If Isaac Asimov Had Named The Smartphone, He Might Have Called It The “Pocket Computer Mark II”
The sci-fi author correctly predicted a number of innovations that have come to pass
From one perspective, Isaac Asimov wasn’t really a novelist. He was more a futurist who also wrote novels.
It’s hard to say which caused which, though: Asimov’s interest in science fiction, or his love of science. But they certainly shaped each other, write Matthew Holmes and Lindley Homol for Penn State’s books blog. Asimov was born in Petrovichi, Russia on this day in 1920. His family moved to Brooklyn when he was three, and his parents ran a candy store, where he was first exposed to the luridly-colored science fiction magazines that would steer him toward his life’s work.
Today, Asimov is best-known for the science fiction that he started writing and publishing while still in his teens.
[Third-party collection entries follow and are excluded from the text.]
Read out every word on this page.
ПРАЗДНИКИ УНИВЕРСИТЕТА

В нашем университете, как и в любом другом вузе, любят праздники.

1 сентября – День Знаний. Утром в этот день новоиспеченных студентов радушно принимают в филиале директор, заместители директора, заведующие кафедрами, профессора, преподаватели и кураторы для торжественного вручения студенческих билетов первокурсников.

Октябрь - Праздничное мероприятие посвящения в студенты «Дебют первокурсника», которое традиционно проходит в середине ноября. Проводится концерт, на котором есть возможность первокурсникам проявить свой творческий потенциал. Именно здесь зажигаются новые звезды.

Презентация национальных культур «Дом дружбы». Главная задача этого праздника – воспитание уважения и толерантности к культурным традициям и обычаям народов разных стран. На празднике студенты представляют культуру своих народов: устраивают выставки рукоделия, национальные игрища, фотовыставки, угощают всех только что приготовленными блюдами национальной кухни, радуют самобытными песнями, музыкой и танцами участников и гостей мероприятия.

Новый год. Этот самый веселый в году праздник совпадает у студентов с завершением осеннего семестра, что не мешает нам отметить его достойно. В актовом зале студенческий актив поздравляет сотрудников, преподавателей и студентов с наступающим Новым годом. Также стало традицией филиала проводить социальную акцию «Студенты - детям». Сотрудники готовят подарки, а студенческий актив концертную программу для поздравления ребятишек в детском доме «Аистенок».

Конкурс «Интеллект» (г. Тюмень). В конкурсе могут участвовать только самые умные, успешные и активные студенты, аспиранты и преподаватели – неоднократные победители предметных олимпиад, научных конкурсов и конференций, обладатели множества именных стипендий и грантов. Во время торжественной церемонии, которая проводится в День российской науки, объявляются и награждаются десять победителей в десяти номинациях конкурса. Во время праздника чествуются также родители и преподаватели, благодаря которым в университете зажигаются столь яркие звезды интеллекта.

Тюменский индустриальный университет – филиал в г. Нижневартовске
Together with Robert Heinlein, he was one of the big science fiction writers of the midcentury who crafted “future history,” what today we would probably call speculative fiction.
The ethical questions of artificial intelligence and proper robotic behavior his Robot series of novels explores seem particularly relevant today, though, as Erik van Rheenen notes for Mental Floss, in a speculative essay Asimov also predicted postmodern boredom, wireless technology and automation.
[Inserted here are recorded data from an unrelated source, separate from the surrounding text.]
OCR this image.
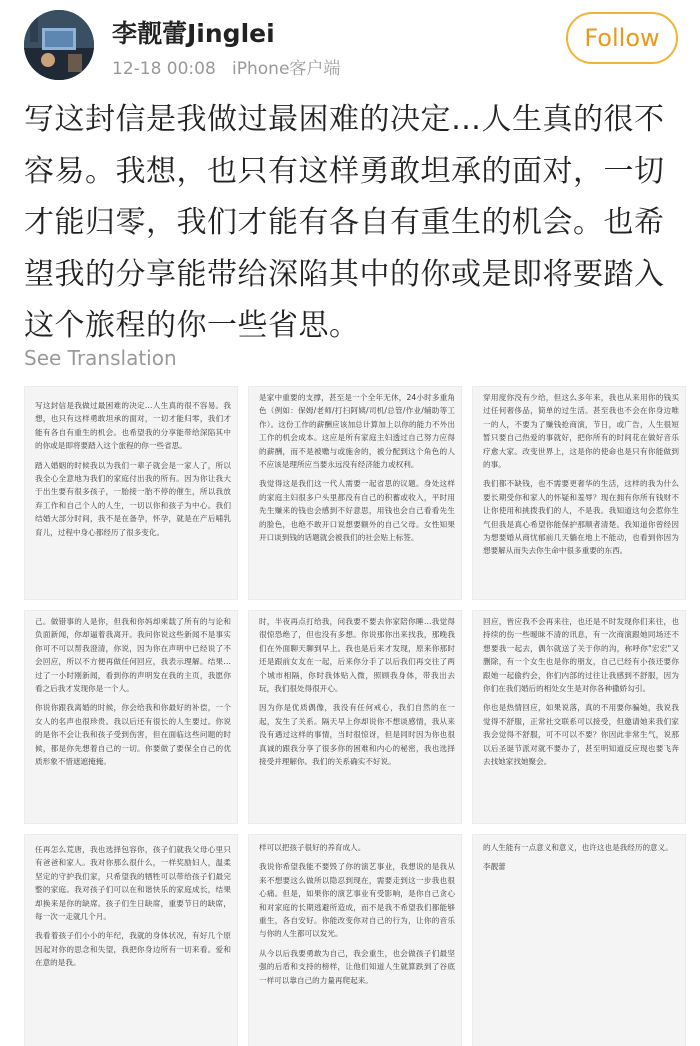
李靓蕾Jinglei
12-18 00:08 iPhone客户端
Follow
写这封信是我做过最困难的决定…人生真的很不容易。我想，也只有这样勇敢坦承的面对，一切才能归零，我们才能有各自有重生的机会。也希望我的分享能带给深陷其中的你或是即将要踏入这个旅程的你一些省思。
See Translation

写这封信是我做过最困难的决定…人生真的很不容易。我想，也只有这样勇敢坦承的面对，一切才能归零，我们才能有各自有重生的机会。也希望我的分享能带给深陷其中的你或是即将要踏入这个旅程的你一些省思。

踏入婚姻的时候我以为我们一辈子就会是一家人了，所以我全心全意地为我们的家庭付出我的所有。因为你让我大于出生要有很多孩子，一胎接一胎不停的催生，所以我放弃工作和自己个人的人生，一切以你和孩子为中心。我们结婚大部分时间，我不是在备孕，怀孕，就是在产后哺乳育儿，过程中身心都经历了很多变化。

是家中重要的支撑，甚至是一个全年无休，24小时多重角色（例如：保姆/老师/打扫阿姨/司机/总管/作业/辅助等工作）。这份工作的薪酬应该加总计算加上以你的能力不外出工作的机会成本。这应是所有家庭主妇透过自己努力应得的薪酬，而不是被赡与或施舍的，被分配到这个角色的人不应该是理所应当要永远没有经济能力或权利。

我觉得这是我们这一代人需要一起省思的议题。身处这样的家庭主妇很多户头里都没有自己的积蓄或收入，平时用先生赚来的钱也会感到不好意思，用钱也会自己看看先生的脸色，也绝不敢开口说想要额外的自己父母。女性知果开口谈到钱的话题就会被我们的社会贴上标签。

穿用度你没有少给，但这么多年来，我也从来用你的钱买过任何奢侈品，简单的过生活。甚至我也不会在你身边唯一的人，不要为了赚钱抢商演，节日，或广告，人生很短暂只要自己热爱的事就好，把你所有的时间花在做好音乐疗愈大家。改变世界上，这是你的使命也是只有你能做到的事。

我们都不缺钱，也不需要更奢华的生活，这样的我为什么要长期受你和家人的怀疑和羞辱？现在拥有你所有钱财不让你使用和挑拨我们的人，不是我。我知道这句会惹你生气但我是真心希望你能保护那顺者清楚。我知道你曾经因为想要婚从商忧郁前几天躺在地上不能动，也看到你因为想要解从而失去你生命中很多重要的东西。

己。做错事的人是你，但我和你妈却乘载了所有的与论和负面新闻，你却逼着我离开。我问你说这些新闻不是事实你可不可以帮我澄清，你说，因为你在声明中已经说了不会回应，所以不方便再做任何回应，我表示理解。结果…过了一小时刚新闻，看到你的声明发在我的主页，我愿你看之后我才发现你是一个人。

你说你跟我离婚的时候，你会给我和你最好的补偿，一个女人的名声也很珍贵。我以后还有很长的人生要过。你说的是你不会让我和孩子受到伤害，但在面临这些问题的时候，都是你先想着自己的一切。你要做了要保全自己的优质形象不惜遮遮掩掩。

时，半夜再点打给我，问我要不要去你家陪你睡…我觉得很惊恐绝了，但也没有多想。你说那你出来找我，那晚我们在外面聊天聊到早上。我也是后来才发现，原来你那时还是跟前女友在一起，后来你分手了以后我们再交往了两个城市相隔，你时我体贴入微，照顾我身体，带我出去玩，我们很处得很开心。

因为你是优质偶像，我没有任何戒心，我们自然的在一起，发生了关系。隔天早上你却说你不想谈感情，我从来没有遇过这样的事情，当时很惊讶，但是同时因为你也很真诚的跟我分享了很多你的困难和内心的秘密，我也选择接受并理解你。我们的关系确实不好说。

回应，皆应我不会再来往，也还是不时发现你们来往，也持续的伤一些暧昧不清的讯息，有一次商演跟她同场还不想要我一起去，偶尔就送了关于你的沟，称呼你"宏宏"又删除，有一个女生也是你的朋友，自己已经有小孩还要你跟她一起偷约会，你们内部的过往让我感到不舒服，因为你们在我们婚后的相处女生是对你各种撒娇勾引。

你也是热情回应，如果说落，真的不用要你骗她，我说我觉得不舒服，正常社交联系可以接受，但邀请她来我们家我会觉得不舒服，可不可以不要？你因此非常生气，说那以后圣诞节派对就不要办了，甚至明知道反应现也要飞奔去找她家找她聚会。

任再怎么荒唐，我也选择包容你，孩子们就我父母心里只有爸爸和家人。我对你那么很什么，一样奖励妇人，温柔坚定的守护我们家，只希望我的牺牲可以带给孩子们最完整的家庭。我对孩子们可以在和谐快乐的家庭成长，结果却换来是你的缺席。孩子们生日缺席，重要节日的缺席，每一次一走就几个月。

我看着孩子们小小的年纪，我就的身体状况，有好几个原因起对你的思念和失望，我把你身边所有一切来看。爱和在意的是我。

样可以把孩子很好的养育成人。

我说你希望我能不要毁了你的演艺事业，我想说的是我从来不想要这么做所以隐忍到现在，需要走到这一步我也很心痛。但是，如果你的演艺事业有受影响，是你自己贪心和对家庭的长期逃避所造成，而不是我不希望我们都能够重生，各自安好。你能改变你对自己的行为，让你的音乐与你的人生都可以发光。

从今以后我要勇敢为自己，我会重生，也会做孩子们最坚强的后盾和支持的榜样，让他们知道人生就算跌到了谷底一样可以靠自己的力量再爬起来。

的人生能有一点意义和意义，也许这也是我经历的意义。

李靓蕾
But although the writer’s predictions seem astute, and he did have a strong scientific background, even he admitted that the technologies he imagined weren’t all ones he could have designed. In a lecture given to NASA in 1985, Asimov mentioned one idea that had come to pass:
Back in 1950, in a passage that was eventually published as the first section of my book Foundation, I had my protagonist pull out a pocket computer. I didn’t call it a pocket computer, I called it a “tabulator pad.”
By 1959, he did use the phrase "pocket computer," which appeared in a short story. Decades later, he said, somebody mentioned the idea to him and asked why he hadn’t patented it. After all, he could have made millions. His response boiled down to saying he only described what a pocket computer would look like, not how it would work. “I’ll be frank,” he said, “to this day I don’t know what is inside. I have evolved a theory; I think it’s a very clever cockroach.”
That first reference isn’t the only time the pocket computer appeared in his writing. By the time of that lecture, though, Asimov had witnessed the birth of the real pocket computer. As Jake Rossen writes for Mental Floss, three years before, Radio Shack—seeing an opportunity, one imagines—supplied Asimov with their Tandy TRS-80 Model II microcomputer. Asimov, who loved his typewriter, wasn’t impressed, he writes. “The various boxes sat, unopened, until a Radio Shack employee arrived a week later to set up the equipment in the corner of Asimov’s living room.”
When he did get into the technology, though, Asimov became part of the future he’d only written about before, by appearing in Radio Shack ads to endorse their pocket computer.